Ultimamente, esse notável contraste se intensificou. A Grécia, com um déficit fiscal de 13,6% do PIB e uma dívida de 115,1% do PIB, vive uma verdadeira tragédia, que poderia ter sido escrita por Sófocles. Como nos dramas clássicos, a Grécia parece estar sendo castigada pelos deuses. Neste caso, pelos deuses do mercado financeiro, que antes, quando a República Helênica entrou na Zona do Euro, emprestaram dinheiro com facilidades, e, agora, na crise, secaram o crédito e exigem o sacrifício de toda a população. Como fizeram com a América Latina, na crise da dívida externa. Saliente-se, que, antes da crise, em 2007, o déficit grego era da ordem de 5,1 % do PIB. Na realidade, todos os países europeus em dificuldades tiveram os seus déficits fiscais multiplicados pela crise causada pela desregulamentação do sistema financeiro mundial. Vão pagar pela “exuberância irracional”.
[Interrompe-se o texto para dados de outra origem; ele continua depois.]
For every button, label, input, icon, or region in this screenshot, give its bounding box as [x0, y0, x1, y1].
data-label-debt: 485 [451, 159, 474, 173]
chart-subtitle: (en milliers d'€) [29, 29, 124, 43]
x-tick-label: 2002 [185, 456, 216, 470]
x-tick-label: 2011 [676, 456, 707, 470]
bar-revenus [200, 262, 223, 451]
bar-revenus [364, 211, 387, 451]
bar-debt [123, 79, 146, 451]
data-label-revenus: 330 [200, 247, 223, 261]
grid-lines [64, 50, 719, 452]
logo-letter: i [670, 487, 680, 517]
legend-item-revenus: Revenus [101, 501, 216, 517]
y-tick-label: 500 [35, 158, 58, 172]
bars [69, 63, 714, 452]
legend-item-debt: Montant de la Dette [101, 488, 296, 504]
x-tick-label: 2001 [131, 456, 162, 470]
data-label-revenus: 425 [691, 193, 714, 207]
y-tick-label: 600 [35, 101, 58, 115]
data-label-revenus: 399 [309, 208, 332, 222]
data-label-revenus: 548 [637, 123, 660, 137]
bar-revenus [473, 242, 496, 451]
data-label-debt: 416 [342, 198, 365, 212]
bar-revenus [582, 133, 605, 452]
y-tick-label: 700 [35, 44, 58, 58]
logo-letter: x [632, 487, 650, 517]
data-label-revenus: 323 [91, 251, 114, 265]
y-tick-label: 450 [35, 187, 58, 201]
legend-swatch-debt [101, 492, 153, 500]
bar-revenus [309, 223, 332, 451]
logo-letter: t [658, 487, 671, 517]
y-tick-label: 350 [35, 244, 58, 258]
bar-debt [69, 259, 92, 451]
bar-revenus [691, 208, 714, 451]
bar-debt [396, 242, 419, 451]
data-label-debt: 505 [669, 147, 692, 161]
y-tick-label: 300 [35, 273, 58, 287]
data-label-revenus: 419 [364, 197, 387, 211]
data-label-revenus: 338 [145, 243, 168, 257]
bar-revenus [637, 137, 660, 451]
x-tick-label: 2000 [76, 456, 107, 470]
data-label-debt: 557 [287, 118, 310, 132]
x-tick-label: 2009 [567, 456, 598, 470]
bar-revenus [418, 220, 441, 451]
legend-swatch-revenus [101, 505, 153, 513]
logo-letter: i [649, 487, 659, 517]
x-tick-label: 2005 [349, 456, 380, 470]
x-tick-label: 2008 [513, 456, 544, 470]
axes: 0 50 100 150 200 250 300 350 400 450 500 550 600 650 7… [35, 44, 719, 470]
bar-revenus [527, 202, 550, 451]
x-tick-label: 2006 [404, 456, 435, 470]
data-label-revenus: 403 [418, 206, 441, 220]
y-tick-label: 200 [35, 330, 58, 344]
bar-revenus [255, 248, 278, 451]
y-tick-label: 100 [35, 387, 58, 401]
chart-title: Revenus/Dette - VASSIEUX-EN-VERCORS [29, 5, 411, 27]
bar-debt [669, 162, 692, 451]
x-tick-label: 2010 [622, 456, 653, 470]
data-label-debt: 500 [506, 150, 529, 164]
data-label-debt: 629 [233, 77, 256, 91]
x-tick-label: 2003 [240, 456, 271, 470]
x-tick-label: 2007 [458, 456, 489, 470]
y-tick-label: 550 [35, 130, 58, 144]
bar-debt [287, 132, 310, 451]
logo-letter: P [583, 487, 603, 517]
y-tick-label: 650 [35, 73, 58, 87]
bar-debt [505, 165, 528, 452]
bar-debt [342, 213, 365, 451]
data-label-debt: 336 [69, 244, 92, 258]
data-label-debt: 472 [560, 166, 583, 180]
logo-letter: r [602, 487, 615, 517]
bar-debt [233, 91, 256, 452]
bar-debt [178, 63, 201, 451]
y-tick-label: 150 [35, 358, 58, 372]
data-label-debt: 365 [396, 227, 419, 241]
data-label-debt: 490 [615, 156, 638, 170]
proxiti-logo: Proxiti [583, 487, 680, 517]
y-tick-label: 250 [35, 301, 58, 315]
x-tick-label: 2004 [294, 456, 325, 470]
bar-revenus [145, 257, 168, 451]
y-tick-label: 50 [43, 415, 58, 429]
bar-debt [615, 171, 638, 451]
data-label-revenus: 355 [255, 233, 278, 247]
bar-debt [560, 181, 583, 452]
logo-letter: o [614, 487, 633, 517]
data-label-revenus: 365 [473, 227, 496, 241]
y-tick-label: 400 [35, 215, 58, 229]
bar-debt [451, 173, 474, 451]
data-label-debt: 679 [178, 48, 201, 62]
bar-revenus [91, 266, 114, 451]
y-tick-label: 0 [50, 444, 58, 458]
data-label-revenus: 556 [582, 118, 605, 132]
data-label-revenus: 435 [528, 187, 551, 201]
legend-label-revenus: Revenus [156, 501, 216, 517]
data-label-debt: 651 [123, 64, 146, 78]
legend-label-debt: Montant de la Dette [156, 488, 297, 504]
Portugal, que já amarga uma dívida de 76,8% do PIB, também parece prestes a cantar um triste fado. A Espanha não vai bem das pernas; já botou as barbas de molho e reduziu os salários do funcionalismo em 5%. A Islândia, muito vinculada à economia europeia, já havia entrado em total colapso no ano passado. Nesse quadro, a União Europeia foi obrigada a anunciar um novo pacote de 750 bilhões de euros para aplacar a fúria especulativa das divindades da banca e impedir o contágio de todo o mercado comum. Ao todo, já foram comprometidos, entre estímulos ficais e financeiros, quase US$ 3 trilhões, desde o início da crise. Trata-se de um esqueleto financeiro que vai reduzir o crescimento da UE durante alguns anos. O Japão e os EUA, embora em melhor situação, continuam patinando, numa retomada que será, sem dúvida, lenta e penosa. O mal-estar social já se instalou e os conflitos, principalmente na Europa, serão intensos.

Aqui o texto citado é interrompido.